Moreover, most IDSs make use of machine learning algorithms to classify the attacks. This necessitates the extraction of good features for different intrusions that can then be used for supervised learning to identify the attacks. However, sufficient and appropriate traffic data is often not available that facilitates proper feature learning. Further, the number of intrusions is much less compared to the number of non-intrusions, leading to more difficulties in training.

To handle these issues, network traffic data can be collected from different sources and unsupervised feature learning can be applied to learn appropriate feature representations for these data. These features can then be used to train a classifier using a labeled (and smaller if convenient) dataset comprising both benign and anomalous traffic. The traffic data for the labeled dataset can be collected in a confined, isolated, and private network environment.
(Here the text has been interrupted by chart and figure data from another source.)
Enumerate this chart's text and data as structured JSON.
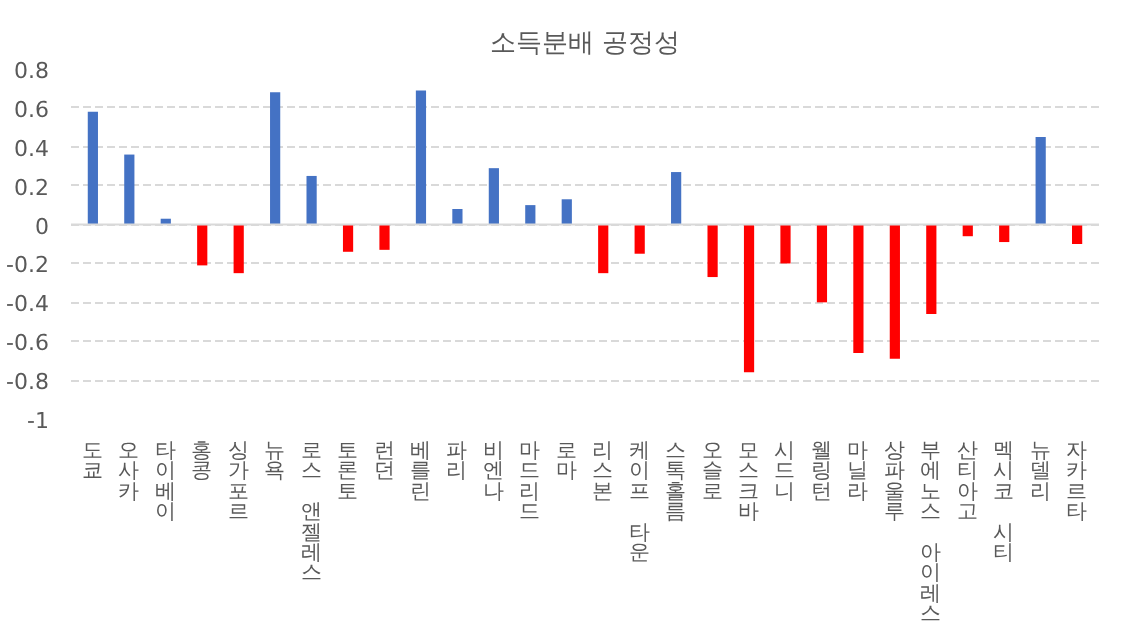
{
  "chart_data": {
    "type": "bar",
    "title": "소득분배 공정성",
    "categories": [
      "도쿄",
      "오사카",
      "타이베이",
      "홍콩",
      "싱가포르",
      "뉴욕",
      "로스 앤젤레스",
      "토론토",
      "런던",
      "베를린",
      "파리",
      "비엔나",
      "마드리드",
      "로마",
      "리스본",
      "케이프 타운",
      "스톡홀름",
      "오슬로",
      "모스크바",
      "시드니",
      "웰링턴",
      "마닐라",
      "상파울루",
      "부에노스 아이레스",
      "산티아고",
      "멕시코 시티",
      "뉴델리",
      "자카르타"
    ],
    "values": [
      0.58,
      0.36,
      0.03,
      -0.21,
      -0.25,
      0.68,
      0.25,
      -0.14,
      -0.13,
      0.69,
      0.08,
      0.29,
      0.1,
      0.13,
      -0.25,
      -0.15,
      0.27,
      -0.27,
      -0.76,
      -0.2,
      -0.4,
      -0.66,
      -0.69,
      -0.46,
      -0.06,
      -0.09,
      0.45,
      -0.1
    ],
    "colors": [
      "#4472c4",
      "#4472c4",
      "#4472c4",
      "#ff0000",
      "#ff0000",
      "#4472c4",
      "#4472c4",
      "#ff0000",
      "#ff0000",
      "#4472c4",
      "#4472c4",
      "#4472c4",
      "#4472c4",
      "#4472c4",
      "#ff0000",
      "#ff0000",
      "#4472c4",
      "#ff0000",
      "#ff0000",
      "#ff0000",
      "#ff0000",
      "#ff0000",
      "#ff0000",
      "#ff0000",
      "#ff0000",
      "#ff0000",
      "#4472c4",
      "#ff0000"
    ],
    "ylim": [
      -1,
      0.8
    ],
    "yticks": [
      -1,
      -0.8,
      -0.6,
      -0.4,
      -0.2,
      0,
      0.2,
      0.4,
      0.6,
      0.8
    ],
    "grid": "y"
  }
}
In this paper we propose a model to identify only the useful feature attributes from the given feature vector and then use machine learning algorithms to classify the intrusions using these features. Our proposed model has been evaluated on the CICIDS2017 [3] dataset.

The rest of the paper is organized as follows. Section 2 deals with the literature survey, Section 3 describes the proposed method, Section 4 presents the experimental results and the dataset description, and a comparative study of the results, and finally Section 5 concludes the paper.